しばらくして、状況が何となくわかったカミュは驚きの声を上げる。
そんな中でもシルビアは冷静にメルとサランはこの絵の世界に飲み込まれたのではないか?という仮説を立てた。
「でもそれなら、その迷子はなんでさっき1人で遺跡前をうろついてたんだ?」
カミュの言葉にシルビアは分からないと俯く。
「ともかく、先へ進まねば仕方あるまい。
2人を探しに先へ進もう。」
ロウの提案に頷きみんなは先へ進むことにした。道を進んでいるといま自分たちが歩いている道とは別に下の方にも道があることにマルティナは気がついた。
「ねぇみて!あそこ。」
その永久にも見える道をフラフラと歩いていく人影が見える。
「ここに取り込まれた人達でしょうか?
なんだか虚ろな感じですね…。」
セーニャが目を凝らし歩いている人を観察する。まるで無限ループにハマっているかのようにぐるぐると道を歩いていく。

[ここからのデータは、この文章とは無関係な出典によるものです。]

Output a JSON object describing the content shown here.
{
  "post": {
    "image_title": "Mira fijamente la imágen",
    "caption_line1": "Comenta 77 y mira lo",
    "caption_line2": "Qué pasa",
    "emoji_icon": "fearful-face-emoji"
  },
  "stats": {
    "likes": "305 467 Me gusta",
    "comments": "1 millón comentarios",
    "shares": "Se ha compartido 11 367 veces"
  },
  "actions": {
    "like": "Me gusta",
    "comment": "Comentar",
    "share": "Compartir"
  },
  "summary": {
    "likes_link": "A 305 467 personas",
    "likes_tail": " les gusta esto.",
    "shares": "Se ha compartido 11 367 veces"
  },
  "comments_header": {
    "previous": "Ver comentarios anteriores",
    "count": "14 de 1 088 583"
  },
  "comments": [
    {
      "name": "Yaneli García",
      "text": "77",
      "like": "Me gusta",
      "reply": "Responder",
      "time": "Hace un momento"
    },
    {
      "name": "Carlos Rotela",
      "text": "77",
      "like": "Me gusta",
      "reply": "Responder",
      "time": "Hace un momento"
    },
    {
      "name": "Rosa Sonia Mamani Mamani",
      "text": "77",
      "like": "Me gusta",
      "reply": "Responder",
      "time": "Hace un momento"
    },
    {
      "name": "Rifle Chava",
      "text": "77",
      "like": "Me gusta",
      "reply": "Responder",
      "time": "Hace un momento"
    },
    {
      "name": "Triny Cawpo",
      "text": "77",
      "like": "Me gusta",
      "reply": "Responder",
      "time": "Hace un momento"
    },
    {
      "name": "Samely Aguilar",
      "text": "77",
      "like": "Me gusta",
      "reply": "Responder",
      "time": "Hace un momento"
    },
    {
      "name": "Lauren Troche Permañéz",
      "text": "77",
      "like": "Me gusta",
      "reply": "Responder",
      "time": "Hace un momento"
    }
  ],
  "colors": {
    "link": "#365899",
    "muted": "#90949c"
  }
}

その中にサランやメルの姿がないか確認したが見当たらなかった。
「早く進みましょう?もしかしたらまだ取り込まれたわけじゃないかもしれないわ。」
ベロニカがブレインに振り向き走り出した。
しばらく道なりに走っていると大きな壁画とブブーカの5人組が見えてくる。
「あそこにいるのってブブーカたちじゃねぇか?
おい、あんたこんな所でなにしてんだ?
なぁ、お前らここで女の人と小さなガキ見なかったか?女の子の。」
ブブーカたちは何も答えてくれない。
「皆さんはここで何をしてるのでしょう?
それにこの壁画の女性、遺跡にも描かれてましたが一体どなたなんでしょう?」
セーニャはキョトンとした。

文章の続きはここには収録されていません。